The magnanimous explanation is that the mortgage industry simply needs time to get its systems and personnel up to speed on processing applications. The less magnanimous take, as reported in the

The New York Times

, is that mortgage servicers have plenty of financial incentives to drag their heels.

For all its public jawboning, the administration nonetheless insisted that Home Affordable is “
on pace
” to help millions of homeowners over the next three years, and set a public goal of having 500,000 loan modifications up and running by November.

But at the same time there seems to be growing acknowledgment that foreclosure prevention is just one part of the equation. Attention is now shifting to what to do with all the existing foreclosures and the steady stream that is expected to continue flooding the market even if Home Affordable lives up to its goals.

One proposal making the rounds in D.C. is
Right to Rent
: a program, first floated two years ago by liberal think-tanker Dean Baker, that would allow folks who have lost their home to foreclosure to continue living in the home as a renter. As Baker sees it, giving the foreclosed the right to rent their home at a market rate for a long stretch (perhaps five to 10 years) is a win-win. The landlord (an investor or bank) gets market rental income, the homeowner isn’t uprooted, property values aren’t further depressed by foreclosure fire sales, and taxpayers aren’t asked to bail out lender or borrower. In mid-July a Treasury official confirmed the administration is
mulling the idea
. The House has supplied traction too, recently passing the Neighborhood Preservation Act, which would permit FDIC-insured banks to lease back homes to folks it has foreclosed on. Did you catch that artful spin? This isn’t solely about helping the foreclosed; it’s about protecting your neighboring home’s value.

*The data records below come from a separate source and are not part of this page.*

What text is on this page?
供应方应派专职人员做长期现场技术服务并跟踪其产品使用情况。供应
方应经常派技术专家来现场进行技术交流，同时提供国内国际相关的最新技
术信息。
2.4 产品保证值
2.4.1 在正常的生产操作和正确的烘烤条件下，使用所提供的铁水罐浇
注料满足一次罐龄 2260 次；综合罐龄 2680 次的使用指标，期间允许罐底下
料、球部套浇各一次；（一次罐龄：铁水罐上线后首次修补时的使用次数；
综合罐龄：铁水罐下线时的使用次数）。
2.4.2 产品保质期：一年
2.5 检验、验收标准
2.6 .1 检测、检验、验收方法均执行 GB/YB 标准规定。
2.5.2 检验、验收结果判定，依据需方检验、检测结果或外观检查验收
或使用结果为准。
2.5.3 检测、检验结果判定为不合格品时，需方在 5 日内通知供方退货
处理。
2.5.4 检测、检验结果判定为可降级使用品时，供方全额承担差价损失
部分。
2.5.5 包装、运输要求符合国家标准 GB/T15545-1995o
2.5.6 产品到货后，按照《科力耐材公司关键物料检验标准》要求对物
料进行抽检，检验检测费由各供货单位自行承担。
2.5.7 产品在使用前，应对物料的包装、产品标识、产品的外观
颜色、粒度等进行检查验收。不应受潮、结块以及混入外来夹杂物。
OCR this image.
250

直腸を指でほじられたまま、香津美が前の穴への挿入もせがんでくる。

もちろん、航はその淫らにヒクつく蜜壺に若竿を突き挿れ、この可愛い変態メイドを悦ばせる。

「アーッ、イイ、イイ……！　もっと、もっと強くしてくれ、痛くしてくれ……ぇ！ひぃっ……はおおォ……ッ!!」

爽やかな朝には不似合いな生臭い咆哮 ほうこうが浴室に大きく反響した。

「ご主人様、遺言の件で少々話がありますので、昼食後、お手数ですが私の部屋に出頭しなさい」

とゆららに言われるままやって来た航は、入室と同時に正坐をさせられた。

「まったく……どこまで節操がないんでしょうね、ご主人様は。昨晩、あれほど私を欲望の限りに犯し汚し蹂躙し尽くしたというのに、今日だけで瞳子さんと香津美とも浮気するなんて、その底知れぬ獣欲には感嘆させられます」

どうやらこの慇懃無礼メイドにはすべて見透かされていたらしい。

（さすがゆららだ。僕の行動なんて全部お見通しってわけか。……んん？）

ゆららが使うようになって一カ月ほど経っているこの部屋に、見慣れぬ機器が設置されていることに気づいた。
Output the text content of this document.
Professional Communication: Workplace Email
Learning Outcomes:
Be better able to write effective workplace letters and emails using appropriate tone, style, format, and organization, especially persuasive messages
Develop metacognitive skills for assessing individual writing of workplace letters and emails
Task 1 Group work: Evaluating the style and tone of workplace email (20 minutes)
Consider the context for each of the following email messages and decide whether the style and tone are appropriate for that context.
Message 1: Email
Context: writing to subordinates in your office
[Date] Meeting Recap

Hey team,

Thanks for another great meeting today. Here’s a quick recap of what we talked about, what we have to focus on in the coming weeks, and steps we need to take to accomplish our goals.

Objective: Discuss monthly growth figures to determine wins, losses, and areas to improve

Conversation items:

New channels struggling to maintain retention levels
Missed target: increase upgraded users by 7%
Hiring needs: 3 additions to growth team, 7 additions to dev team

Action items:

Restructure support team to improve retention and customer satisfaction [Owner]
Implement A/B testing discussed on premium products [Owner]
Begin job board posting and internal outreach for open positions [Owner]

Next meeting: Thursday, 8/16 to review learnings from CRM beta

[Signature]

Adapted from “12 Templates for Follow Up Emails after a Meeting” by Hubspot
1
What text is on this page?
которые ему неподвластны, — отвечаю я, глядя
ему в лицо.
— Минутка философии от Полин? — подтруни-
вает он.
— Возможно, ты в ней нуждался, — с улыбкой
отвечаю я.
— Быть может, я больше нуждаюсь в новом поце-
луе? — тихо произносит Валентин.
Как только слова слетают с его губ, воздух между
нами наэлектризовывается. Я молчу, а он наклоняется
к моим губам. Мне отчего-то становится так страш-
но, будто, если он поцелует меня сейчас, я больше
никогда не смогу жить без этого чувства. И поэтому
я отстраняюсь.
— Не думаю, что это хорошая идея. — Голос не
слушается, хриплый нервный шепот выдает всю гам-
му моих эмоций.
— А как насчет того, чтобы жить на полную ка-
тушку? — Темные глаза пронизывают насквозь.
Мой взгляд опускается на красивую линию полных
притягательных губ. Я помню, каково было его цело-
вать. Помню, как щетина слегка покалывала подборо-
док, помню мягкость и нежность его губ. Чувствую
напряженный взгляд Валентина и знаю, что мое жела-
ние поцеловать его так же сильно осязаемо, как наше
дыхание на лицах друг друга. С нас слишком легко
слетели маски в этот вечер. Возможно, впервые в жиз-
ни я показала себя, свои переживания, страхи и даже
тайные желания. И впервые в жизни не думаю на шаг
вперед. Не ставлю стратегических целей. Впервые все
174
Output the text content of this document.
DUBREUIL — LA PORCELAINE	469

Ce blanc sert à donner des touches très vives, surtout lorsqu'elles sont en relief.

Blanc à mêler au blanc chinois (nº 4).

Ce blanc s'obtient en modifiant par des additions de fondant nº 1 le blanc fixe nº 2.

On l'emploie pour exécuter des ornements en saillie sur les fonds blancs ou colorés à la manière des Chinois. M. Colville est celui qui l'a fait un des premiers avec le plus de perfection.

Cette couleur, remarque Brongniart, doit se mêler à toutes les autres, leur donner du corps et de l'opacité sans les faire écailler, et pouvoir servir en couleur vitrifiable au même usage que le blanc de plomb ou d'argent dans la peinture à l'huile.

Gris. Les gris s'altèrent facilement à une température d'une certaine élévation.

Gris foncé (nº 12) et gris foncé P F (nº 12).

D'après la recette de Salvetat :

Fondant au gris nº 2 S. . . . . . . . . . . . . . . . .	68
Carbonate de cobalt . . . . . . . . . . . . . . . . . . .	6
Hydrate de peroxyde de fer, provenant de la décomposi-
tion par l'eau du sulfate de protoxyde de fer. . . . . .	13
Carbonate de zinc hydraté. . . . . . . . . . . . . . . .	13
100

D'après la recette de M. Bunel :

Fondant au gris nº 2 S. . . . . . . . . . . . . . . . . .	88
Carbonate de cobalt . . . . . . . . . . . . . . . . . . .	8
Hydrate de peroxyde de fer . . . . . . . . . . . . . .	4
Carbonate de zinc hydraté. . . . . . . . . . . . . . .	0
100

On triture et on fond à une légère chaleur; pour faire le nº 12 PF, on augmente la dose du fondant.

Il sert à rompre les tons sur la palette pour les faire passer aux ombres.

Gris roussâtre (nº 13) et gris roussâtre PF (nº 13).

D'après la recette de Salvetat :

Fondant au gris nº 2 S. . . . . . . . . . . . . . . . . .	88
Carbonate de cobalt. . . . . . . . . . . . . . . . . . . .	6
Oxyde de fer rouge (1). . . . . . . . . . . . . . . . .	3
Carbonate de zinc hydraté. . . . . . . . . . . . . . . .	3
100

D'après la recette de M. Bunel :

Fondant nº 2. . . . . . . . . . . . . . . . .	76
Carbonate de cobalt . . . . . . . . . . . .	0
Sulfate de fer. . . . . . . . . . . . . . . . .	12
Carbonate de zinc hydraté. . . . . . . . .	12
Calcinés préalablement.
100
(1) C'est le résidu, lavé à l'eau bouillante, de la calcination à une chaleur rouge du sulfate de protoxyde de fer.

I’m a bit dubious how this might play out in the real world. First off, determining “market value” rent is going to be interesting. The current thinking is that appraisers will handle that job, and we all know
how smoothly things
are going in that neck of the real estate world. I’m also curious how homeowners stripped of their equity will respond to sending a rent check to the lender who foreclosed on them. (Or to the investor who buys the foreclosed property from the lender.) Thoughts?